Hoor Gij dan uit den hemel, uit de vaste plaats Uwer woning, en doe naar alles, waarom die vreemde tot U roepen zal; opdat alle volken der aarde Uw Naam kennen, zo om U te vrezen, gelijk Uw volk Israel, als om te weten, dat Uw Naam genoemd wordt over dit huis, hetwelk ik gebouwd heb.
34 “Se seu povo sair para lutar contra seus inimigos, por qualquer forma que você os envie, e eles lhe rezarem para esta cidade que você escolheu, e para a casa que eu construí para seu nome;
Wanneer Uw volk in den krijg tegen zijn vijanden uittrekken zal door den weg, dien Gij hen heenzenden zult, en zullen tot U bidden naar den weg dezer stad, die Gij verkoren hebt, en naar dit huis, hetwelk ik Uw Naam gebouwd heb;
35 então ouça do céu suas orações e suas súplicas, e mantenha sua causa.
Hoor dan uit den hemel hun gebed en hun smeking, en voer hun recht uit.
36 “Se eles pecarem contra você (pois não há homem que não peca), e você estiver zangado com eles e os entregar ao inimigo, de modo que eles os levem cativos para uma terra distante ou próxima;
Wanneer zij gezondigd zullen hebben tegen U (want geen mens is er, die niet zondigt), en Gij tegen hen vertoornd zult zijn, en hen leveren zult voor het aangezicht des vijands, dat degenen, die hen gevangen hebben, hen gevankelijk wegvoeren in een land, dat verre of nabij is;
37 yet se eles caírem em si na terra onde são levados cativos, e se voltarem novamente, e lhe fizerem súplicas na terra de seu cativeiro, dizendo: 'Nós pecamos, fizemos perversamente, e procedemos maliciosamente';
En zij in het land, waar zij gevankelijk weggevoerd zijn, weder aan hun hart brengen zullen, dat zij zich bekeren, en tot U smeken in het land hunner gevangenis, zeggende: Wij hebben gezondigd, verkeerdelijk gedaan, en goddelooslijk gehandeld;
38 se voltarem a vós de todo o coração e com toda a alma na terra de seu cativeiro, onde foram levados cativos, e rezarem para a terra que destes a seus pais, e para a cidade que escolhestes, e para a casa que construí para vosso nome;
En zij zich tot U bekeren, met hun ganse hart en met hun ganse ziel, in het land hunner gevangenis, waar zij hen gevankelijk weggevoerd hebben, en bidden zullen naar den weg huns lands, dat Gij hun vaderen gegeven hebt, en naar deze stad, die Gij verkoren hebt, en naar dit huis, dat ik Uw Naam gebouwd heb;
39 então escutai do céu, mesmo de vossa morada, suas orações e suas súplicas, e mantende sua causa, e perdoai a vosso povo que pecou contra vós.

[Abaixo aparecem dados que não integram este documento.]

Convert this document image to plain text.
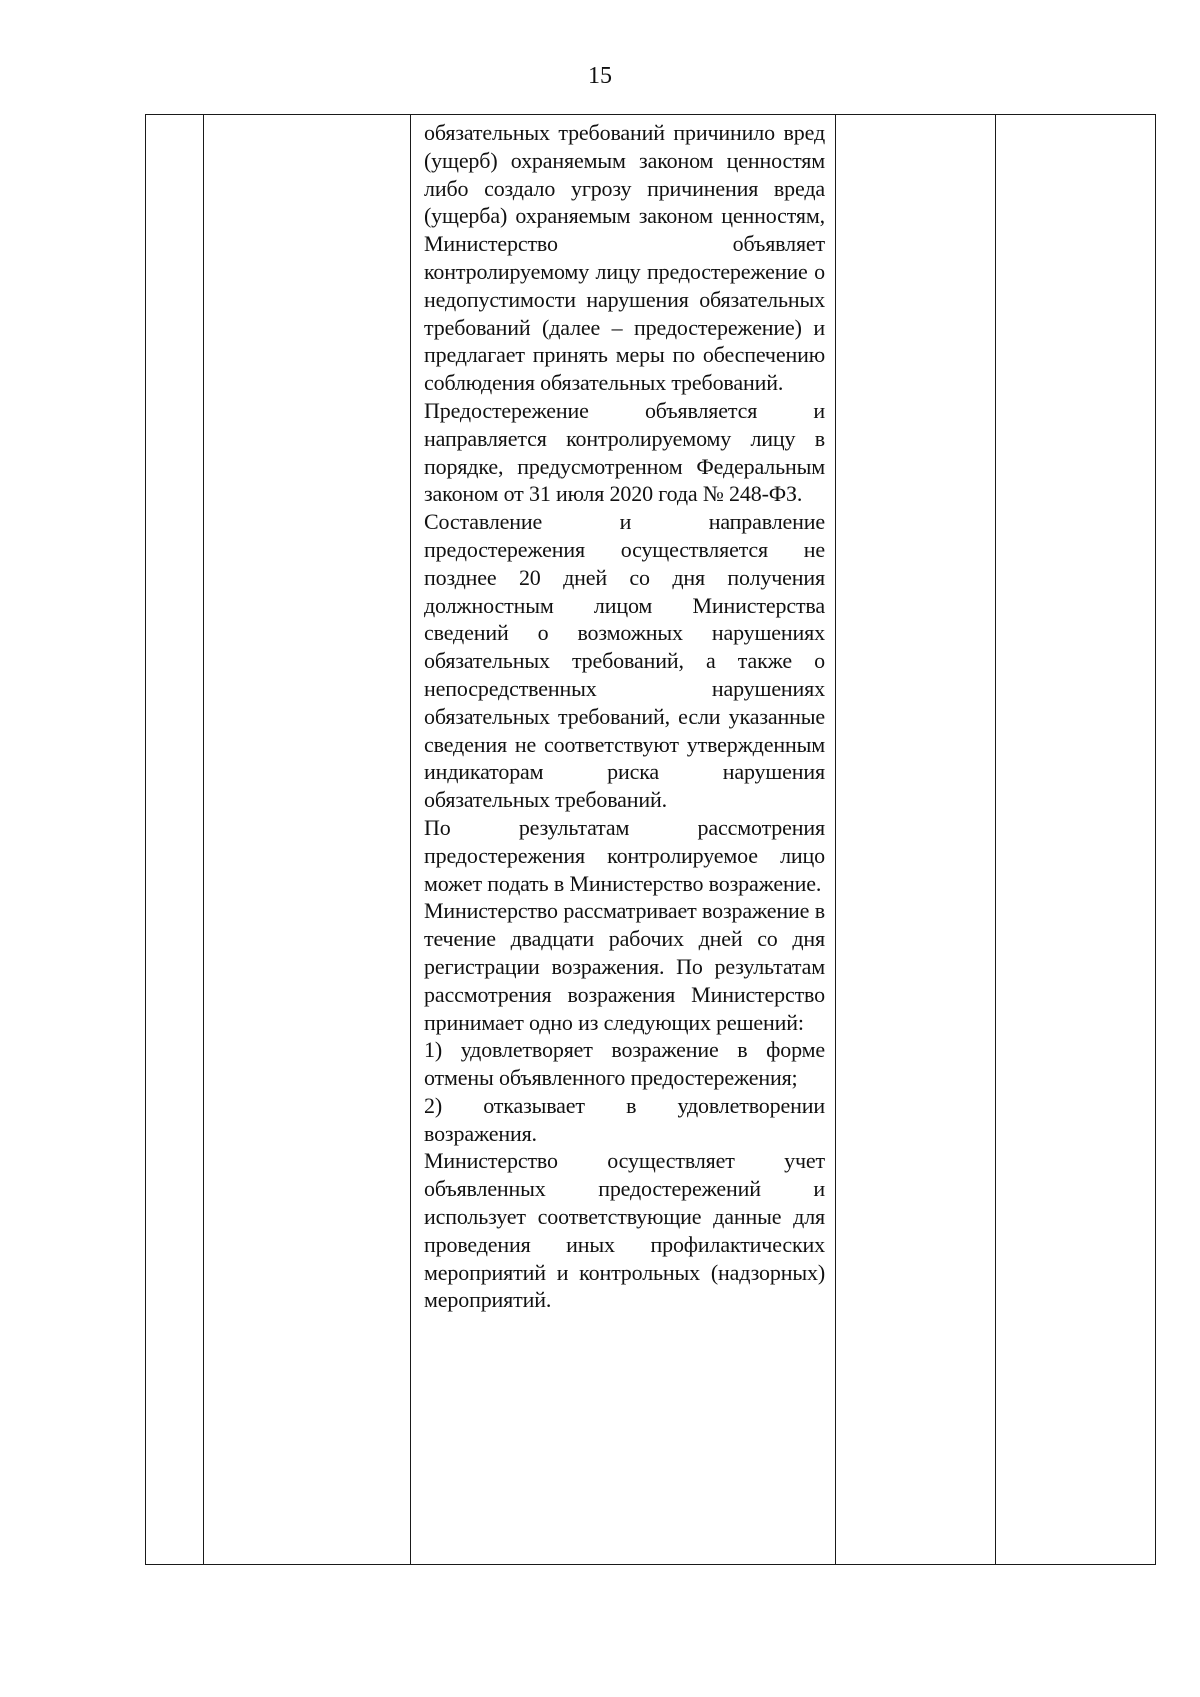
15

обязательных требований причинило вред (ущерб) охраняемым законом ценностям либо создало угрозу причинения вреда (ущерба) охраняемым законом ценностям, Министерство объявляет контролируемому лицу предостережение о недопустимости нарушения обязательных требований (далее – предостережение) и предлагает принять меры по обеспечению соблюдения обязательных требований.

Предостережение объявляется и направляется контролируемому лицу в порядке, предусмотренном Федеральным законом от 31 июля 2020 года № 248-ФЗ.

Составление и направление предостережения осуществляется не позднее 20 дней со дня получения должностным лицом Министерства сведений о возможных нарушениях обязательных требований, а также о непосредственных нарушениях обязательных требований, если указанные сведения не соответствуют утвержденным индикаторам риска нарушения обязательных требований.

По результатам рассмотрения предостережения контролируемое лицо может подать в Министерство возражение.

Министерство рассматривает возражение в течение двадцати рабочих дней со дня регистрации возражения. По результатам рассмотрения возражения Министерство принимает одно из следующих решений:

1) удовлетворяет возражение в форме отмены объявленного предостережения;

2) отказывает в удовлетворении возражения.

Министерство осуществляет учет объявленных предостережений и использует соответствующие данные для проведения иных профилактических мероприятий и контрольных (надзорных) мероприятий.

Hoor dan uit den hemel, uit de vaste plaats Uwer woning, hun gebed en hun smekingen, en voer hun recht uit, en vergeef Uw volk, wat zij tegen U gezondigd zullen hebben.
40 “Agora, meu Deus, deixai, peço-vos, que vossos olhos estejam abertos, e que vossos ouvidos estejam atentos à oração que é feita neste lugar.

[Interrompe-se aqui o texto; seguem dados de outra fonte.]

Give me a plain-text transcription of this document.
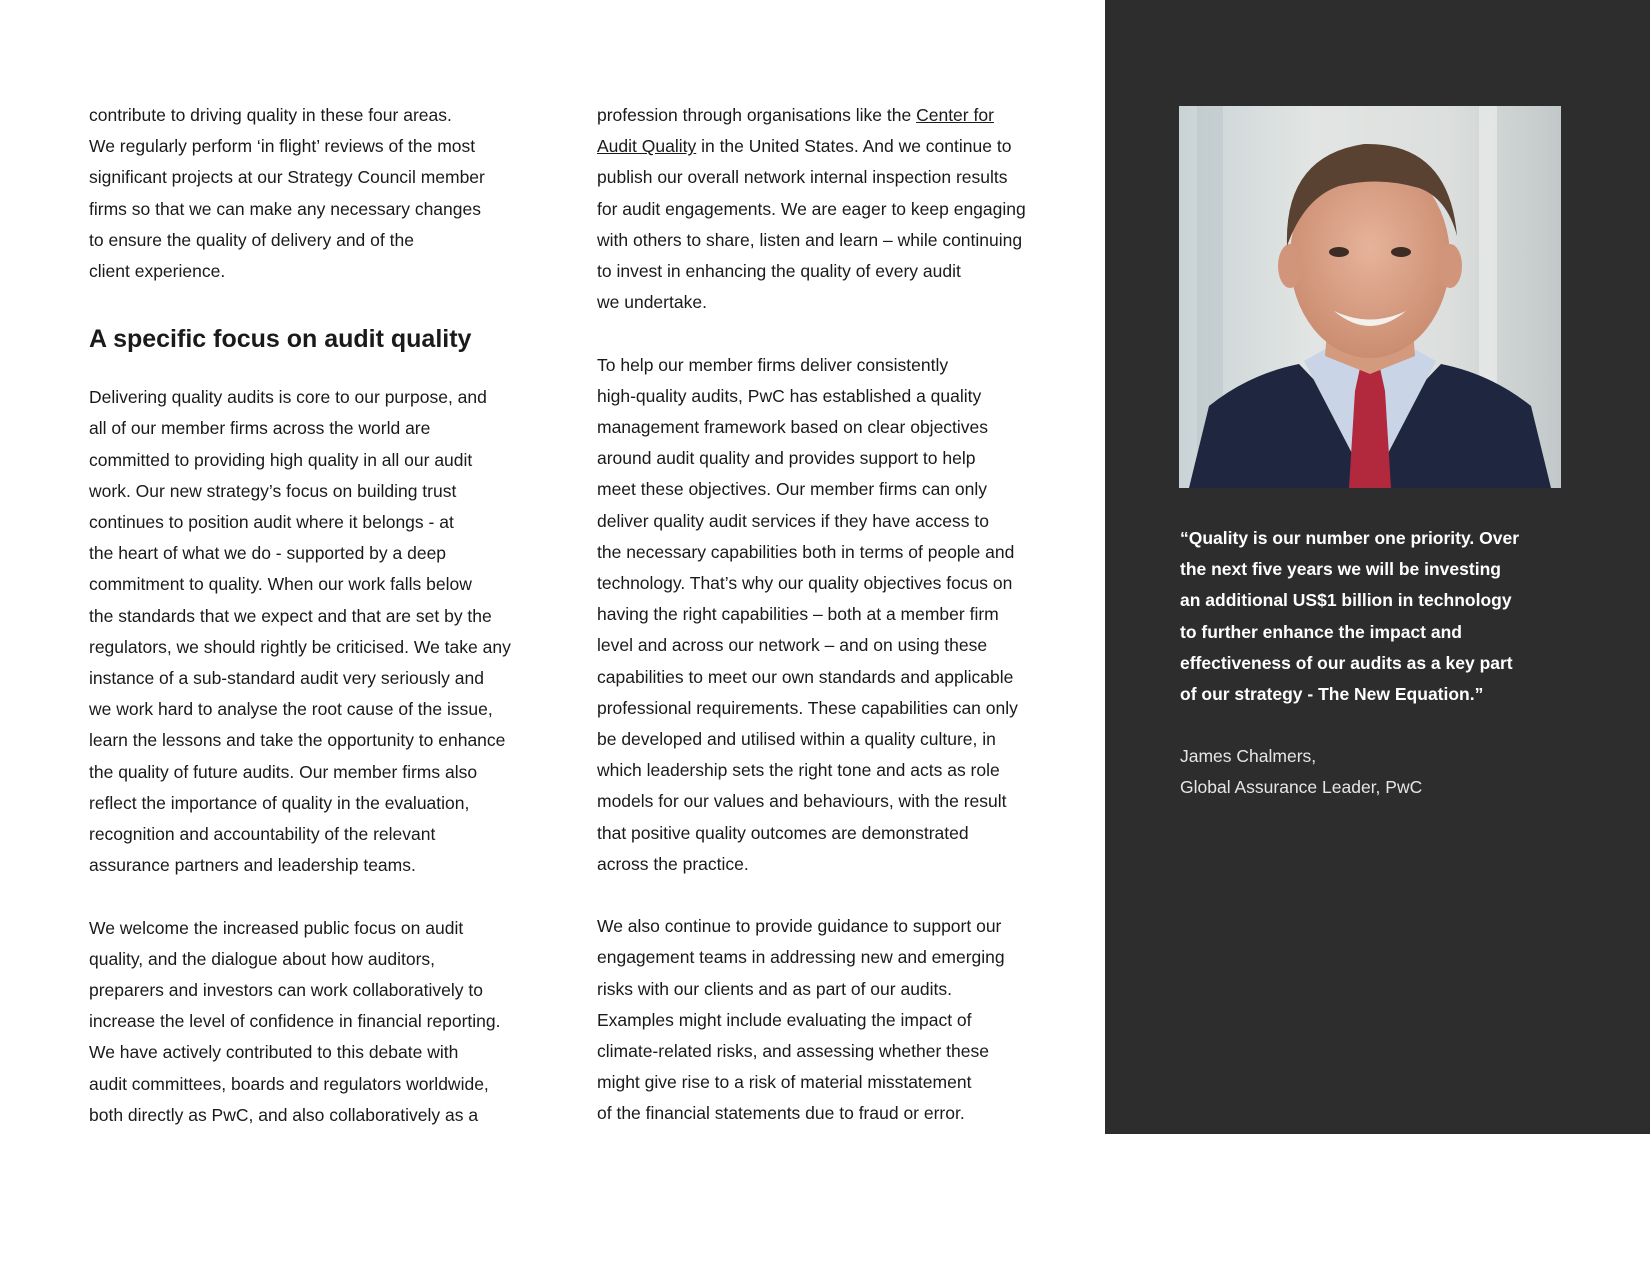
contribute to driving quality in these four areas.
We regularly perform ‘in flight’ reviews of the most
significant projects at our Strategy Council member
firms so that we can make any necessary changes
to ensure the quality of delivery and of the
client experience.
A specific focus on audit quality
Delivering quality audits is core to our purpose, and
all of our member firms across the world are
committed to providing high quality in all our audit
work. Our new strategy’s focus on building trust
continues to position audit where it belongs - at
the heart of what we do - supported by a deep
commitment to quality. When our work falls below
the standards that we expect and that are set by the
regulators, we should rightly be criticised. We take any
instance of a sub-standard audit very seriously and
we work hard to analyse the root cause of the issue,
learn the lessons and take the opportunity to enhance
the quality of future audits. Our member firms also
reflect the importance of quality in the evaluation,
recognition and accountability of the relevant
assurance partners and leadership teams.
We welcome the increased public focus on audit
quality, and the dialogue about how auditors,
preparers and investors can work collaboratively to
increase the level of confidence in financial reporting.
We have actively contributed to this debate with
audit committees, boards and regulators worldwide,
both directly as PwC, and also collaboratively as a
profession through organisations like the Center for
Audit Quality in the United States. And we continue to
publish our overall network internal inspection results
for audit engagements. We are eager to keep engaging
with others to share, listen and learn – while continuing
to invest in enhancing the quality of every audit
we undertake.
To help our member firms deliver consistently
high-quality audits, PwC has established a quality
management framework based on clear objectives
around audit quality and provides support to help
meet these objectives. Our member firms can only
deliver quality audit services if they have access to
the necessary capabilities both in terms of people and
technology. That’s why our quality objectives focus on
having the right capabilities – both at a member firm
level and across our network – and on using these
capabilities to meet our own standards and applicable
professional requirements. These capabilities can only
be developed and utilised within a quality culture, in
which leadership sets the right tone and acts as role
models for our values and behaviours, with the result
that positive quality outcomes are demonstrated
across the practice.
We also continue to provide guidance to support our
engagement teams in addressing new and emerging
risks with our clients and as part of our audits.
Examples might include evaluating the impact of
climate-related risks, and assessing whether these
might give rise to a risk of material misstatement
of the financial statements due to fraud or error.
“Quality is our number one priority. Over
the next five years we will be investing
an additional US$1 billion in technology
to further enhance the impact and
effectiveness of our audits as a key part
of our strategy - The New Equation.”
James Chalmers,
Global Assurance Leader, PwC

Nu, mijn God, laat toch Uw ogen open en Uw oren opmerkende zijn tot het gebed dezer plaats.
41 “Agora, portanto, levanta-te, Javé Deus, em teu lugar de descanso, tu e a arca de tuas forças”. Que seus sacerdotes, Javé Deus, se vistam de salvação e que seus santos se regozijem com a bondade.

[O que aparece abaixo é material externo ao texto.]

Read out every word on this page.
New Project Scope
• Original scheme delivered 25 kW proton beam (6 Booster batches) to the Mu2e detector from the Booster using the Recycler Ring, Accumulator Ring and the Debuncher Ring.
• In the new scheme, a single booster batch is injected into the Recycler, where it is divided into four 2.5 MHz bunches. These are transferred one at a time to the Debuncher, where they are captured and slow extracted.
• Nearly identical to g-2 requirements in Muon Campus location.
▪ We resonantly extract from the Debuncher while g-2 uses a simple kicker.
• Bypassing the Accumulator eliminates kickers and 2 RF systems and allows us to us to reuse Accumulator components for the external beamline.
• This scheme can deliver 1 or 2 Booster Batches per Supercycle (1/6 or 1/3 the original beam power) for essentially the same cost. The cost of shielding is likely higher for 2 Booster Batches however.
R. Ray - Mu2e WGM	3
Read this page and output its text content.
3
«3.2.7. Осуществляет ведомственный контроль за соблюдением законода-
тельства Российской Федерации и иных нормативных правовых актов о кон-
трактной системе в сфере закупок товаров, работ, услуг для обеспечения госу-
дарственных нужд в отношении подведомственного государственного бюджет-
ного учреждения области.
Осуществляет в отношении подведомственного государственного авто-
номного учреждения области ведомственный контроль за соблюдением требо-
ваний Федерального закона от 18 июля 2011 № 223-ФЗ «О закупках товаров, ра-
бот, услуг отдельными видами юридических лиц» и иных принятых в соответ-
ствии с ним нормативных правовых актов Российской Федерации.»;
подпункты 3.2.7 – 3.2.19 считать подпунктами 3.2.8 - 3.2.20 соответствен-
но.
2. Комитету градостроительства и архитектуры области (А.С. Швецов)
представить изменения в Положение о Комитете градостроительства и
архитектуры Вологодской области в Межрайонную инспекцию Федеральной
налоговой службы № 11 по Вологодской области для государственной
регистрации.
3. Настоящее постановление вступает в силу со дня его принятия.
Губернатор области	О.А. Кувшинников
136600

En nu, HEERE God, maak U op tot Uw rust, Gij en de ark Uwer kracht; laat Uw priesters, HEERE God, met heil bekleed worden, en laat Uw gunstgenoten over het goede blijde zijn.
42 “Yahweh Deus, não vire o rosto de seu ungido. Lembre-se de suas amorosas gentilezas para com David, seu servo”.
O HEERE God! wend het aangezicht Uws gezalfden niet af; gedenk der weldadigheden van David, Uw knecht.